Nobody made the case for government as a cooperative enterprise more compellingly than Benjamin Franklin. Delegates to the Constitutional Convention were of many minds, and debate was robust. Franklin did not agree with all elements of the Constitution that finally emerged from the long debates and many compromises. But on the last day of the convention, September 17, 1787 — the date we now celebrate as Constitution Day — Franklin, who was old and weak, wrote out an impassioned plea and gave it to his fellow Pennsylvania delegate, James Wilson, to read. Franklin readily admitted that there were parts of the Constitution “which I do not at present approve” but, he added, “I am not sure I shall never approve them. For having lived long, I have experienced many instances of being obliged by better information, or fuller consideration, to change opinions even on important subjects, which I once thought right, but found to be otherwise. It is therefore that the older I grow, the more apt I am to doubt my own judgment, and to pay more respect to the judgment of others.” Franklin closed his remarks with an appeal to his fellow delegates to join him in approving the Constitution that guides us today. “On the whole, sir,” he wrote, “I cannot help expressing a wish that every member of the Convention who may still have objections to it would, with me, on this occasion, doubt a little of his own infallibility, and to make manifest our unanimity, put his name to the instrument.”

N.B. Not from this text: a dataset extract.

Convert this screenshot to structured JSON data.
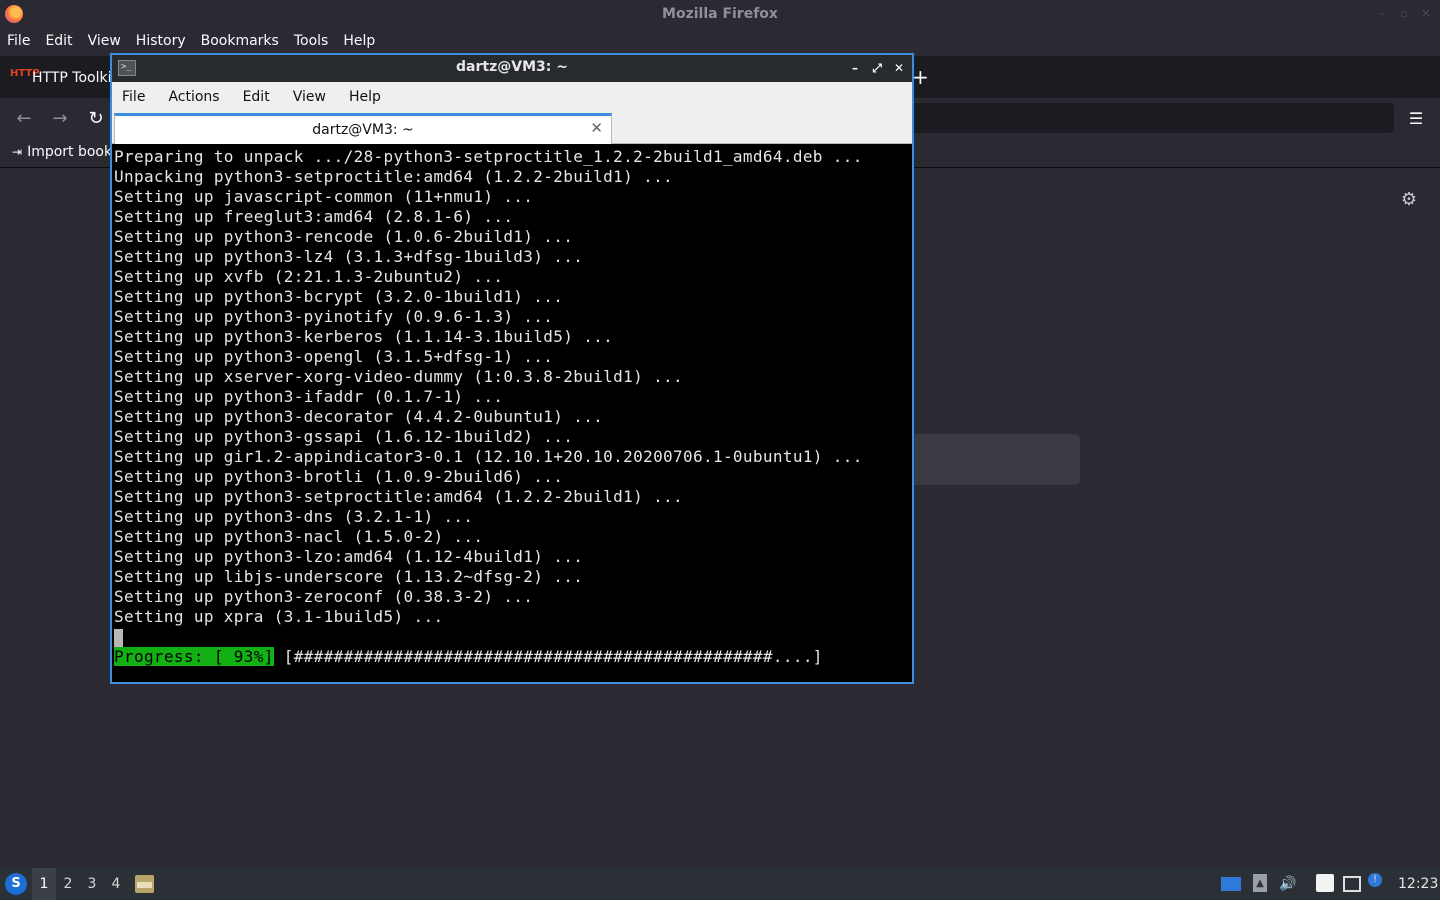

This problem becomes even more intractable in the context of a Congress divided between rival teams, each operating from its own “facts” and each in a position to come down hard on any teammate who thinks for himself and begins to question the accepted orthodoxy. Eric Hoffer, in The True Believer, noted the penchant of individuals to seek to belong to something larger than themselves, something transcendent, a cause to which they can devote themselves and in which they can place their faith. Writing in The New York Times Magazine in 1971, Hoffer observed that both absolute power and absolute faith demand “absolute obedience… simple solutions… the viewing of compromise as surrender.” When “true believers” are able to dominate a political party, for example through closed candidate selection processes, and can demand allegiance to their dogma, political rigidity ensues. When party leaders are given the additional authority to punish unfaithfulness, the compromise necessary for a functioning democracy disappears.
Are there ways, then, even given the current party system, to reduce partisanship and encourage more independent thinking? Marcel Proust wrote that “the real voyage of discovery consists not in seeking new landscapes, but in having new eyes.” If members of Congress come to their tasks with eyes fixed firmly on their responsibilities as part of a political machine, we can expect no more from them than what we have been getting. But if we open their eyes to the bigger entity to which they owe loyalty, we can change their behavior. Two of the nation’s premier scholars, University of Pennsylvania president Amy Gutmann and Harvard professor Dennis Thompson, addressed the problem in a November 2011 op-ed in The New York Times. Noting that “there is no external escape from an environment that rewards those who stand tenaciously on their principles and demonize their opponents,” Gutmann and Thompson put it very bluntly: “Members of Congress need to change their minds about compromise, or voters will need to change the members of Congress.”